Ерёма был очень суров на вид. От него исходила какая-то опасная непредсказуемость.
– Мне в драке выбили зуб, я этого стесняюсь, – он сразу предупредил. – Улыбки от меня не дождешься.
– Представляешь, – рассказывал мне поэт Яков Аким, – на открытии сезона Дома литераторов к микрофону вышел человек мужского пола – в одних часах – и сказал: “Дорогие коллеги! Поздравляю вас с открытием сезона!” Он повернулся задом – на ягодицах у него написано: “СП СССР”. Повернулся передом – “член СП СССР”. …А мы сидим – Белла Ахмадулина, Рождественский, Вознесенский…
– Я могу стихи читать в любом бардаке, – сказал Ерёма.

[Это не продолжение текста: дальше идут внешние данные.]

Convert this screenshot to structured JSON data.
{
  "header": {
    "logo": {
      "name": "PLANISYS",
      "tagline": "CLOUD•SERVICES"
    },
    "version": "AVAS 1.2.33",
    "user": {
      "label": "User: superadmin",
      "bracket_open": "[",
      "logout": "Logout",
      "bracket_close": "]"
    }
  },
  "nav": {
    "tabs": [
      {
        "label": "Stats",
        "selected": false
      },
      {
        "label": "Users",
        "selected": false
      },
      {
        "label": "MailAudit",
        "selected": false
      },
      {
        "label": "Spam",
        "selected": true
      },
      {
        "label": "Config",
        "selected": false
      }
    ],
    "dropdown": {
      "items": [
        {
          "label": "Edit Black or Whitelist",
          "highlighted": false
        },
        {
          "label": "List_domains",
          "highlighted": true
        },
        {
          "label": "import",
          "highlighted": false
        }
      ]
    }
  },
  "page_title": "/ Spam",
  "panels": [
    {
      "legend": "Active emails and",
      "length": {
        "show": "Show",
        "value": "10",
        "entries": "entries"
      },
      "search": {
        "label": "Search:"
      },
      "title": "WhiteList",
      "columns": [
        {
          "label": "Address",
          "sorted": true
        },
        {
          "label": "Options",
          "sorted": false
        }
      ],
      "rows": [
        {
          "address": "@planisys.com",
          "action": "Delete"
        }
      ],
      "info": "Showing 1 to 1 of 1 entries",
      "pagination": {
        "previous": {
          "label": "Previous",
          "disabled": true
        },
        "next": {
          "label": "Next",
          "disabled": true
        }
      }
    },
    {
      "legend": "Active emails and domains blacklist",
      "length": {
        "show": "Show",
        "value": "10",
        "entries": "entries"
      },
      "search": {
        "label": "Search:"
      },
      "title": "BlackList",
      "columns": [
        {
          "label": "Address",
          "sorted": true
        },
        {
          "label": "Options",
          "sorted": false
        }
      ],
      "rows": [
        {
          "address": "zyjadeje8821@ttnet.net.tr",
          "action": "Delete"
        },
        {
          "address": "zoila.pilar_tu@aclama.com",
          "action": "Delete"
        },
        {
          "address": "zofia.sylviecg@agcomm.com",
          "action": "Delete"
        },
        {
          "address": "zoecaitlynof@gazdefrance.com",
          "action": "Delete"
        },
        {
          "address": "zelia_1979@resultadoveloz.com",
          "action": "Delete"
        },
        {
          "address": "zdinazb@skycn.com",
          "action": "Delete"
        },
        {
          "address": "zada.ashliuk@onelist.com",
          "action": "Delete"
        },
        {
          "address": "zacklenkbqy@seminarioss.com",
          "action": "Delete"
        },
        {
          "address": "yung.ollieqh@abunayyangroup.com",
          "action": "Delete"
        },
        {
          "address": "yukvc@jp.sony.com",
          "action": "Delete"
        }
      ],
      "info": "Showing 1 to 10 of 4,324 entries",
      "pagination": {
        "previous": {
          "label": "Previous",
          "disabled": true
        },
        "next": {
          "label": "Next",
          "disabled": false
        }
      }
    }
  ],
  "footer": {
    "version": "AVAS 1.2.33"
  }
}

Вечер, дождь, кофейня, где мы сидели на “Маяковской”, битком набитая, гудела от голосов.
– Читай.
– “По рыбам, по звездам проносит шаланду: три грека в Одессу везут контрабанду…”
Все смолкли.
– “Вот так же и мне в набегающей тьме усы раздувать, развалясь на корме…” – рокотал он в полнейшей тишине.
Вдруг остановился.
– Проглоти, – сказал он, – я подожду. Нельзя есть, когда читают такие стихи.
(Я откусила печенье.)
– Ты знаешь, что Горький пришел вызволять Гумилёва от расстрела. Уже со всеми уговорился. Приходит в камеру и говорит:
– Поэт Гумилёв, выходите!
– Здесь нет поэта Гумилёва, – ответил ему Гумилёв. – Здесь есть прапорщик Гумилёв.
И его расстреляли.
– Это правда так было? – спросила я у Ерёменко.
– Да! – он ответил.
Ерёма уронил на стол пепел от сигареты, лизнул палец, прилепил пепел и съел.